The funding round he refers to is $6.5 million in seed funding led by ScOp Venture Capital and Bullpen Capital, with the participation of a group of angel investors. RedRoute has previously raised a $2 million pre-seed round.
Schiff plans to use the new capital to grow the company across the board, product development and key leadership.
Among RedRoute’s competitors, he sees that his company stands out by offering those zero upfront costs and the call automation technology that intelligently engages with the customer, conducts a conversation and independently fills requests. The company is also targeting smaller contact center organizations, where Schiff said call automation technology isn’t being used much yet.

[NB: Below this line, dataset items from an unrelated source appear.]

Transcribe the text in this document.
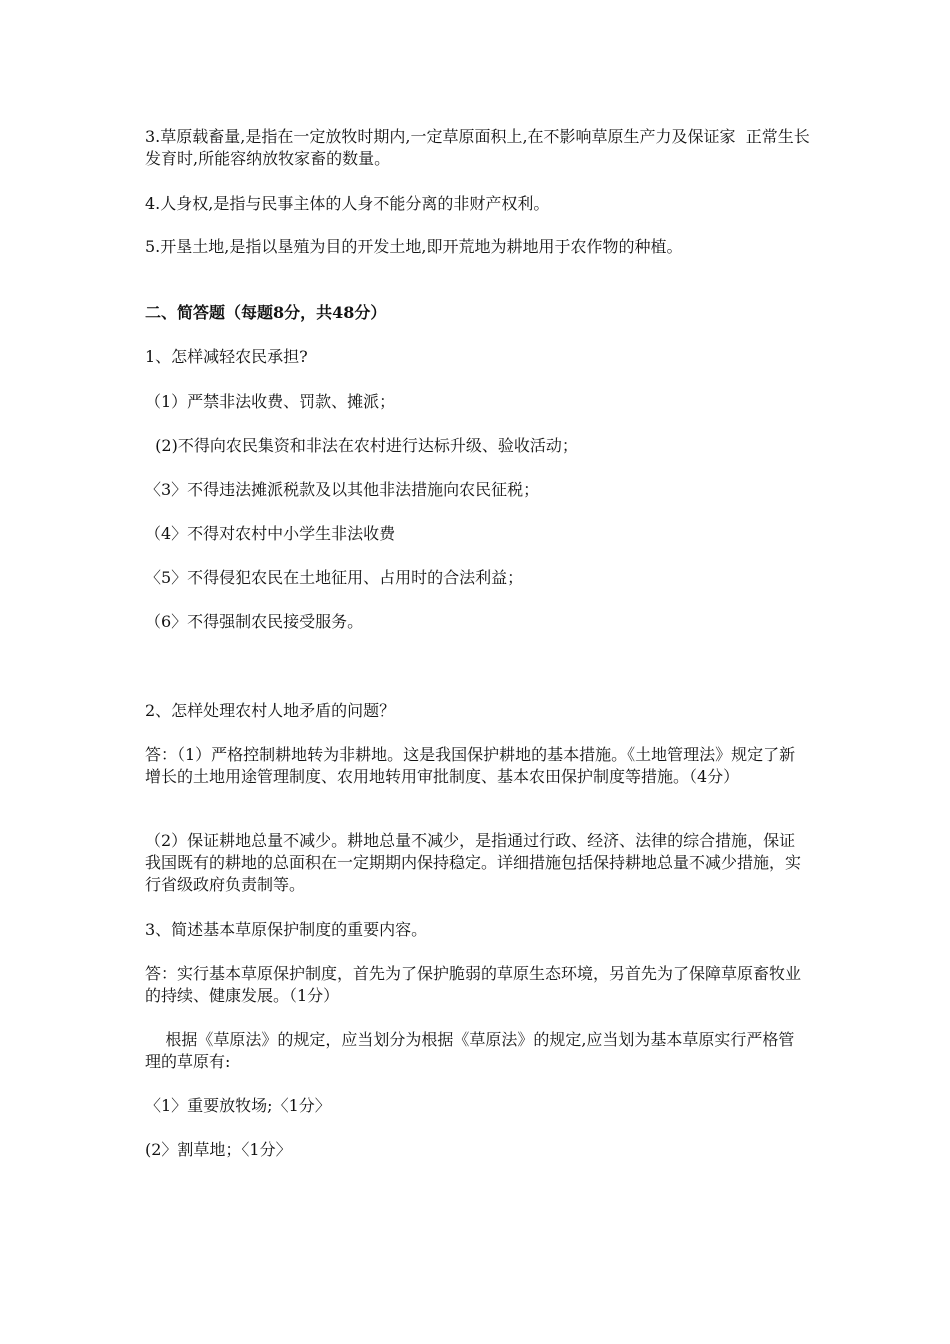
3.草原载畜量,是指在一定放牧时期内,一定草原面积上,在不影响草原生产力及保证家  正常生长发育时,所能容纳放牧家畜的数量。

4.人身权,是指与民事主体的人身不能分离的非财产权利。

5.开垦土地,是指以垦殖为目的开发土地,即开荒地为耕地用于农作物的种植。

二、简答题（每题8分，共48分）

1、怎样减轻农民承担?

（1）严禁非法收费、罚款、摊派；

(2)不得向农民集资和非法在农村进行达标升级、验收活动；

〈3〉不得违法摊派税款及以其他非法措施向农民征税；

（4〉不得对农村中小学生非法收费

〈5〉不得侵犯农民在土地征用、占用时的合法利益；

（6〉不得强制农民接受服务。

2、怎样处理农村人地矛盾的问题？

答：（1）严格控制耕地转为非耕地。这是我国保护耕地的基本措施。《土地管理法》规定了新增长的土地用途管理制度、农用地转用审批制度、基本农田保护制度等措施。（4分）

（2）保证耕地总量不减少。耕地总量不减少，是指通过行政、经济、法律的综合措施，保证我国既有的耕地的总面积在一定期期内保持稳定。详细措施包括保持耕地总量不减少措施，实行省级政府负责制等。

3、简述基本草原保护制度的重要内容。

答：实行基本草原保护制度，首先为了保护脆弱的草原生态环境，另首先为了保障草原畜牧业的持续、健康发展。（1分）

根据《草原法》的规定，应当划分为根据《草原法》的规定,应当划为基本草原实行严格管理的草原有:

〈1〉重要放牧场;〈1分〉

(2〉割草地；〈1分〉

“These are companies that want to buy turnkey things that are pre-integrated with their existing tech stack and require no engineering or heavy upfront investment,” he added. “We come in with that solution where you can get into the product, no upfront money, it’s free for 30 days, takes about 30 minutes to turn it on and you can see the results on the first day.”
Meanwhile, RedRoute is pushing 100 customers today, a triple growth in the fourth quarter, where sales also grew 10 times. That all happened with a workforce of 25, a number Schiff expects to increase to 40 by mid-year. The e-commerce side of the company is “growing at a stellar performance,” while the transportation side is recovering, he added.
“We feel we are in a position where we have a product-market fit,” said Schiff. “We’ve had strong traction in a big month, we understand how to grow it and this is the opportunity to scale it up. That’s really what we think about and work on every day.”